L’avocat de M. Saab au Cap-Vert, Me Geraldo da Cruz Almeida, a expliqué, lors du webinaire, l’absurdité de l’affaire juridique à motivation politique contre son client. Alex Saab n’a violé ni les lois du Cap-Vert, ni les lois du Venezuela. De plus, le statut diplomatique dont bénéficie M. Saab aurait dû lui offrir l’immunité contre cette arrestation.

Les États-Unis ne reconnaissent pas le statut diplomatique de M. Saab. Mais là aussi, il faut prendre en compte le fait que Biden maintient la fiction selon laquelle Juan Guaidó, autoproclamé et validé par Trump, est président du Venezuela.

Femi Falana, ancienne présidente de l’Association du barreau ouest-africain, s’est exprimée depuis le Nigéria lors du webinaire. Me Falana a représenté M. Saab devant la Cour régionale de la Communauté économique des États de l’Afrique de l’Ouest (CEDEAO). Le 15 mars, le tribunal a ordonné la libération de M. Saab et l’annulation de la procédure d’extradition.

Sous la pression des États-Unis, le Cap-Vert poursuit la détention de M. Saab. Me Falana a appelé le président Biden à respecter l’état de droit et les Droits de l’Homme en Afrique. Sara Flounders, du Centre d’action international, a souligné que 15 des 39 pays subissant des sanctions illégales de la part des États-Unis sont des pays africains.

Classé en 175e et 185position parmi les pays du monde en termes de zone géographique et de taille économique, le Cap-Vert, un pays pauvre en ressources et dépendant du tourisme et des envois de fonds de l’étranger, est particulièrement vulnérable aux puissantes tactiques des États-Unis. Peu de temps après l’arrestation de M. Saab, les États-Unis ont offert 1,5 million $ à des entités du secteur privé au Cap-Vert, en plus d’une aide américaine totale avoisinant les 284 millions $ au cours des 20 dernières années.

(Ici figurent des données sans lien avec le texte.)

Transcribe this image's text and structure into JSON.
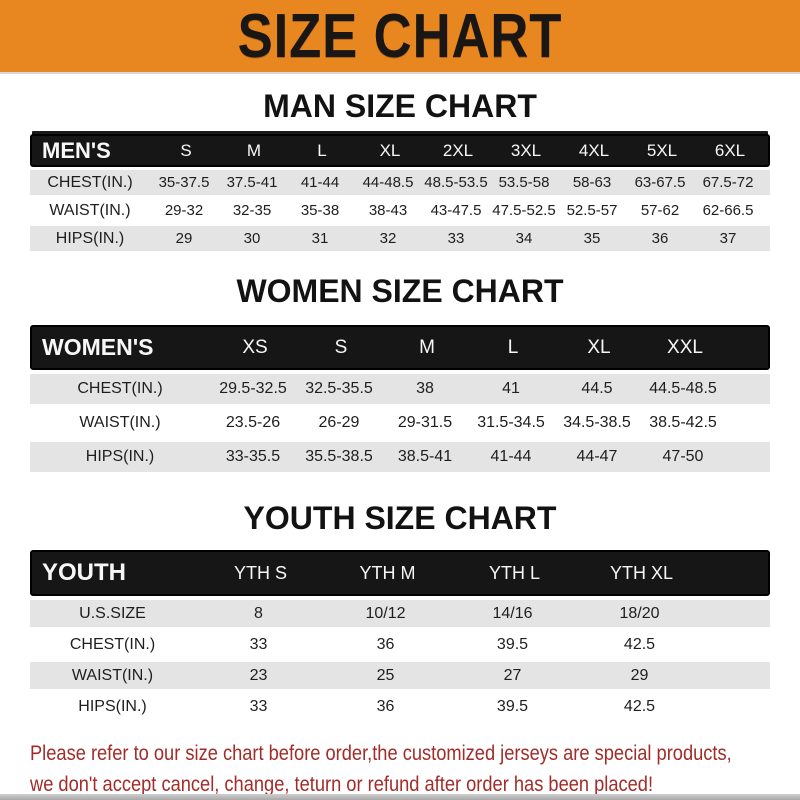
{
  "banner": {
    "title": "SIZE CHART",
    "bg_color": "#E8861F",
    "text_color": "#191613"
  },
  "colors": {
    "table_header_bg": "#161616",
    "row_stripe": "#E4E4E4",
    "footer_text": "#A32C28"
  },
  "sections": [
    {
      "heading": "MAN SIZE CHART",
      "header_label": "MEN'S",
      "columns": [
        "S",
        "M",
        "L",
        "XL",
        "2XL",
        "3XL",
        "4XL",
        "5XL",
        "6XL"
      ],
      "rows": [
        {
          "label": "CHEST(IN.)",
          "values": [
            "35-37.5",
            "37.5-41",
            "41-44",
            "44-48.5",
            "48.5-53.5",
            "53.5-58",
            "58-63",
            "63-67.5",
            "67.5-72"
          ]
        },
        {
          "label": "WAIST(IN.)",
          "values": [
            "29-32",
            "32-35",
            "35-38",
            "38-43",
            "43-47.5",
            "47.5-52.5",
            "52.5-57",
            "57-62",
            "62-66.5"
          ]
        },
        {
          "label": "HIPS(IN.)",
          "values": [
            "29",
            "30",
            "31",
            "32",
            "33",
            "34",
            "35",
            "36",
            "37"
          ]
        }
      ]
    },
    {
      "heading": "WOMEN SIZE CHART",
      "header_label": "WOMEN'S",
      "columns": [
        "XS",
        "S",
        "M",
        "L",
        "XL",
        "XXL"
      ],
      "rows": [
        {
          "label": "CHEST(IN.)",
          "values": [
            "29.5-32.5",
            "32.5-35.5",
            "38",
            "41",
            "44.5",
            "44.5-48.5"
          ]
        },
        {
          "label": "WAIST(IN.)",
          "values": [
            "23.5-26",
            "26-29",
            "29-31.5",
            "31.5-34.5",
            "34.5-38.5",
            "38.5-42.5"
          ]
        },
        {
          "label": "HIPS(IN.)",
          "values": [
            "33-35.5",
            "35.5-38.5",
            "38.5-41",
            "41-44",
            "44-47",
            "47-50"
          ]
        }
      ]
    },
    {
      "heading": "YOUTH SIZE CHART",
      "header_label": "YOUTH",
      "columns": [
        "YTH S",
        "YTH M",
        "YTH L",
        "YTH XL"
      ],
      "rows": [
        {
          "label": "U.S.SIZE",
          "values": [
            "8",
            "10/12",
            "14/16",
            "18/20"
          ]
        },
        {
          "label": "CHEST(IN.)",
          "values": [
            "33",
            "36",
            "39.5",
            "42.5"
          ]
        },
        {
          "label": "WAIST(IN.)",
          "values": [
            "23",
            "25",
            "27",
            "29"
          ]
        },
        {
          "label": "HIPS(IN.)",
          "values": [
            "33",
            "36",
            "39.5",
            "42.5"
          ]
        }
      ]
    }
  ],
  "footer_note": {
    "line1": "Please refer to our size chart before order,the customized jerseys are special products,",
    "line2": "we don't accept cancel, change, teturn or refund after order has been placed!"
  }
}
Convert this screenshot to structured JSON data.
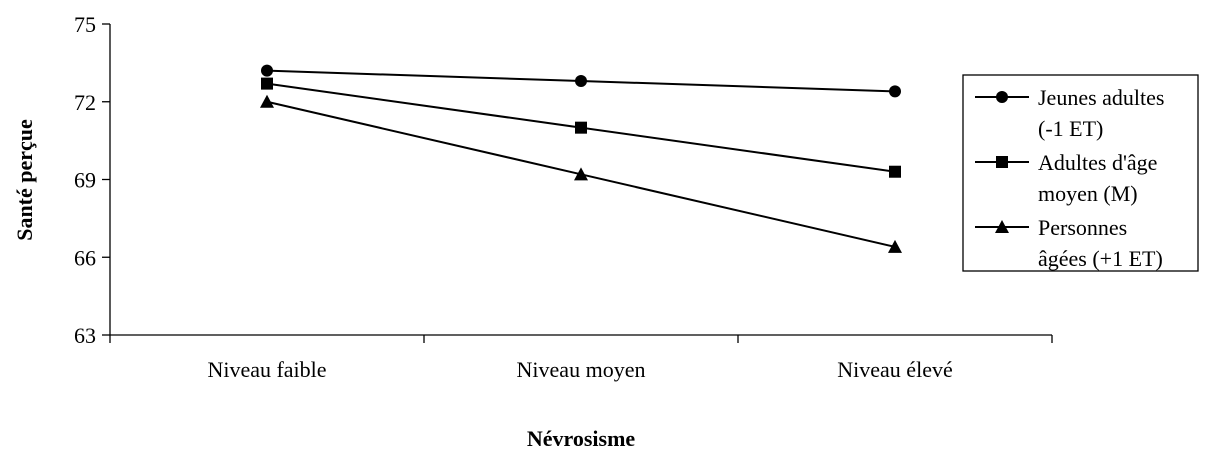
{
  "chart_data": {
    "type": "line",
    "xlabel": "Névrosisme",
    "ylabel": "Santé perçue",
    "categories": [
      "Niveau faible",
      "Niveau moyen",
      "Niveau élevé"
    ],
    "ylim": [
      63,
      75
    ],
    "yticks": [
      63,
      66,
      69,
      72,
      75
    ],
    "grid": false,
    "legend_position": "right",
    "series": [
      {
        "name_lines": [
          "Jeunes adultes",
          "(-1 ET)"
        ],
        "marker": "circle",
        "values": [
          73.2,
          72.8,
          72.4
        ]
      },
      {
        "name_lines": [
          "Adultes d'âge",
          "moyen (M)"
        ],
        "marker": "square",
        "values": [
          72.7,
          71.0,
          69.3
        ]
      },
      {
        "name_lines": [
          "Personnes",
          "âgées (+1 ET)"
        ],
        "marker": "triangle",
        "values": [
          72.0,
          69.2,
          66.4
        ]
      }
    ]
  }
}
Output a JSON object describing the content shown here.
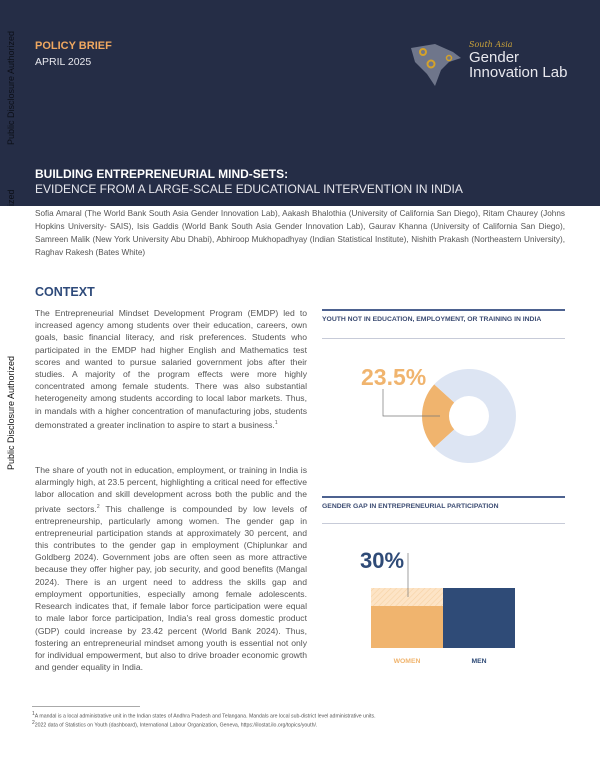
{
  "sidebar": {
    "disclosure": "Public Disclosure Authorized",
    "disclosure_fragment": "ized"
  },
  "header": {
    "label": "POLICY BRIEF",
    "date": "APRIL 2025",
    "logo": {
      "line1": "South Asia",
      "line2": "Gender",
      "line3": "Innovation Lab"
    },
    "title": "BUILDING ENTREPRENEURIAL MIND-SETS:",
    "subtitle": "EVIDENCE FROM A LARGE-SCALE EDUCATIONAL INTERVENTION IN INDIA"
  },
  "authors": "Sofia Amaral (The World Bank South Asia Gender Innovation Lab), Aakash Bhalothia (University of California San Diego), Ritam Chaurey (Johns Hopkins University- SAIS), Isis Gaddis (World Bank South Asia Gender Innovation Lab), Gaurav Khanna (University of California San Diego), Samreen Malik (New York University Abu Dhabi), Abhiroop Mukhopadhyay (Indian Statistical Institute), Nishith Prakash (Northeastern University), Raghav Rakesh (Bates White)",
  "context": {
    "heading": "CONTEXT",
    "p1": "The Entrepreneurial Mindset Development Program (EMDP) led to increased agency among students over their education, careers, own goals, basic financial literacy, and risk preferences. Students who participated in the EMDP had higher English and Mathematics test scores and wanted to pursue salaried government jobs after their studies. A majority of the program effects were more highly concentrated among female students. There was also substantial heterogeneity among students according to local labor markets. Thus, in mandals with a higher concentration of manufacturing jobs, students demonstrated a greater inclination to aspire to start a business.",
    "p1_sup": "1",
    "p2a": "The share of youth not in education, employment, or training in India is alarmingly high, at 23.5 percent, highlighting a critical need for effective labor allocation and skill development across both the public and the private sectors.",
    "p2_sup": "2",
    "p2b": " This challenge is compounded by low levels of entrepreneurship, particularly among women. The gender gap in entrepreneurial participation stands at approximately 30 percent, and this contributes to the gender gap in employment (Chiplunkar and Goldberg 2024). Government jobs are often seen as more attractive because they offer higher pay, job security, and good benefits (Mangal 2024). There is an urgent need to address the skills gap and employment opportunities, especially among female adolescents. Research indicates that, if female labor force participation were equal to male labor force participation, India's real gross domestic product (GDP) could increase by 23.42 percent (World Bank 2024). Thus, fostering an entrepreneurial mindset among youth is essential not only for individual empowerment, but also to drive broader economic growth and gender equality in India."
  },
  "footnotes": [
    {
      "num": "1",
      "text": "A mandal is a local administrative unit in the Indian states of Andhra Pradesh and Telangana. Mandals are local sub-district level administrative units."
    },
    {
      "num": "2",
      "text": "2022 data of Statistics on Youth (dashboard), International Labour Organization, Geneva, https://ilostat.ilo.org/topics/youth/."
    }
  ],
  "colors": {
    "navy": "#252d46",
    "orange": "#f0b46e",
    "light_blue": "#dde5f3",
    "bar_navy": "#2f4b77",
    "light_orange": "#fde4c6"
  },
  "chart_data": [
    {
      "type": "pie",
      "title": "YOUTH NOT IN EDUCATION, EMPLOYMENT, OR TRAINING IN INDIA",
      "values": [
        23.5,
        76.5
      ],
      "data_label": "23.5%",
      "colors": [
        "#f0b46e",
        "#dde5f3"
      ]
    },
    {
      "type": "bar",
      "title": "GENDER GAP IN ENTREPRENEURIAL PARTICIPATION",
      "categories": [
        "WOMEN",
        "MEN"
      ],
      "values": [
        70,
        100
      ],
      "gap": 30,
      "data_label": "30%",
      "colors": [
        "#f0b46e",
        "#2f4b77"
      ]
    }
  ]
}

Le Département d’État américain décrit le Cap-Vert comme « un partenaire important » où « l’administration actuelle a donné la priorité aux relations avec les États-Unis et l’Europe ». Le Bureau américain pour l’application de la loi internationale sur les stupéfiants finance et soutient des activités au Cap-Vert, et le Département de la police de Boston travaille en étroite collaboration avec la police du Cap-Vert.

Il est également à noter que le Cap-Vert joue un rôle important dans l’histoire de la libération africaine. Le marxiste Amílcar Cabral a dirigé le mouvement de libération de la Guinée-Bissau et des îles du Cap-Vert et a été assassiné en 1973, quelques mois seulement avant la proclamation de l’indépendance vis-à-vis du Portugal.

Création d’un précédent

Meng Wanzhou, un ressortissant chinois faisant affaire au Canada, est en état d’arrestation pour « fraude bancaire » et se bat contre une procédure d’extradition vers les États-Unis. Le Nord-Coréen Mun Chol Myong a quant à lui déjà été extradé vers les États-Unis depuis la Malaisie pour des accusations similaires à celles utilisées contre Saab pour avoir fait des affaires conformément au droit international plutôt que de se conformer aux mesures illégales imposées par les États-Unis.

Il en ressort que le cas de M. Saab n’est pas un cas isolé d’inconduite des États-Unis dans l’application de ses sanctions illégales, mais un modèle émergent. N’importe qui d’entre nous œuvrant pour acheminer des marchandises nécessaires vers un pays sanctionné par les États-Unis court le risque que les États-Unis fasse pression pour nous faire arrêter et emprisonner dans un pays que nous pourrions traverser, et qui est subordonné aux États-Unis.

Que les États-Unis puissent organiser l’arrestation d’un diplomate – quelqu’un qui jouit de l’immunité en vertu du droit international, et ce même en temps de guerre – est un dangereux précédent. Le fait que l’arrestation ait été extraterritoriale est pire ; surtout sachant que M. Saab est un ambassadeur auprès de l’Union africaine. Cela nous ramène à la pratique américaine clairement illégale et inhumaine d’extradition extraordinaire, qui a été utilisée pour nourrir les salles de torture de Guantánamo.

Une délégation d’avocats est en cours de planification pour se rendre au Cap-Vert en solidarité avec M. Saab ; et une pétition en son nom est en cours de préparation. Ces efforts reconnaissent que la défense d’Alex Saab est une défense de l’état de droit international contre les sanctions américaines illégales (#FREEAlexSaab).